Stryker ($58; SYK) said December-quarter revenue advanced 9% to $2.00 billion, above the consensus. That prompted Stryker, a maker of artificial joints and hospital equipment, to raise its 2010 guidance for per-share earnings to $3.31 to $3.33 excluding special items, implying growth of 12% to 13% and exceeding the consensus estimate of $3.29. For 2011, Stryker projects per-share profits of $3.65 to $3.73, versus the consensus of $3.64, on sales growth of at least 11%. Stryker is a Long-Term Buy.


St. Jude Medical ($41; STJ) said its December-quarter per-share profits should be near the top end of its previously announced range of $0.72 to $0.74, versus the $0.73 consensus. The medical-device maker also projected better-than-expected revenue, and the shares rose on the news. Good tidings from St. Jude and Stryker could presage better days for the health-equipment group. St. Jude is a Long-Term Buy.


For the December quarter, Alcoa ($16; AA) reported per-share profits of $0.21 excluding special items from continuing operations, versus $0.01 earned in the same quarter last year and the consensus of $0.19. Revenue increased 4% to $5.65 billion, helped by higher prices and increased demand for aluminum. Alcoa expects both trends to continue in 2011. Alcoa is rated C (below average).


China cleared separate joint ventures proposed by J.P. Morgan Chase ($44; JPM) and Morgan Stanley ($28; MS) to underwrite stocks in the country. J.P. Morgan plans to focus on smaller initial public offerings of $150 million or less. Chinese companies raised $74 billion through IPOs in 2010, according to Bloomberg. In other news, J.P. Morgan's CEO said the bank hopes to raise its annual per-share dividend to a range of $0.75 to $1.00 from the current $0.20, though the Federal Reserve must approve the move first. J.P. Morgan is a Buy and a Long-Term Buy. Morgan Stanley is rated C (below average).


DuPont ($49; DD) said it would pay $5.8 billion in cash and assume $500 million in debt to acquire Danisco A/S, a Danish maker of enzymes used in food, detergent, and biofuel. DuPont's bid values Danisco at a 25% premium to the stock's price before the announcement. DuPont is rated A (above average).

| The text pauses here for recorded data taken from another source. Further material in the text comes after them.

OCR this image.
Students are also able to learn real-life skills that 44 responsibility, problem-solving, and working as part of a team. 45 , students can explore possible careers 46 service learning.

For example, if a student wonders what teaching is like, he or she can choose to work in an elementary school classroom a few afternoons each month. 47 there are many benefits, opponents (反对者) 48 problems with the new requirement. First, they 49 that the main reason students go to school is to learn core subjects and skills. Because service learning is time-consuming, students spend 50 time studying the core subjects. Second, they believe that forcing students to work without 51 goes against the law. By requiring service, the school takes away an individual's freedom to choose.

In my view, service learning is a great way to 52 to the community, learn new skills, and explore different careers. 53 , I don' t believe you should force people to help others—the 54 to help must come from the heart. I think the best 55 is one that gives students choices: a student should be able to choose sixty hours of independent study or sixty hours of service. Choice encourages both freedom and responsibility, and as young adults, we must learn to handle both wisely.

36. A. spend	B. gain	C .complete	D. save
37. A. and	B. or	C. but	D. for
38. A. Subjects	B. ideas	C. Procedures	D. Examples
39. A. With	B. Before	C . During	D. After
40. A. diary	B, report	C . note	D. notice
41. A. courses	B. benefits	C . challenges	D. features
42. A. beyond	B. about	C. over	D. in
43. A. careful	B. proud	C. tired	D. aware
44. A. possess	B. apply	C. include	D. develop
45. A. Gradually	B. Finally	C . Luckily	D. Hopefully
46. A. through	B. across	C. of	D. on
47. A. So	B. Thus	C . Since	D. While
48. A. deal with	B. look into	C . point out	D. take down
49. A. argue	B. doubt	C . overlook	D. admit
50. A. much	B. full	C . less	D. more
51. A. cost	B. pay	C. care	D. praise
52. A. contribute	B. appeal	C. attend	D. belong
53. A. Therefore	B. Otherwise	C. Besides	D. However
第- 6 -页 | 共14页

CVS Caremark ($35; CVS) raised its quarterly dividend 43% to $0.125 per share, payable Feb. 2. CVS Caremark is rated B (average).

All sales final as retailers close out 2011

December same-store sales rose 3.1% for an index of 28 retailers tracked by Thomson Reuters, missing the consensus estimate of 3.4%. The International Council of Shopping Centers estimates that retail sales advanced 3.8% for the Christmas period, which combines November and December — the strongest growth since 2006.

Shares of Ross Stores ($64; ROST) jumped after the discounter reported a 4% gain in December same-store sales, on top of 12% growth in the same period last year. Wall Street had projected a 0.5% decline. For the January quarter, Ross expects per-share profits of $1.32 to $1.34, well above the $1.22 consensus, implying growth of 14% to 16%. Ross is a Focus List Buy and a Long-Term Buy.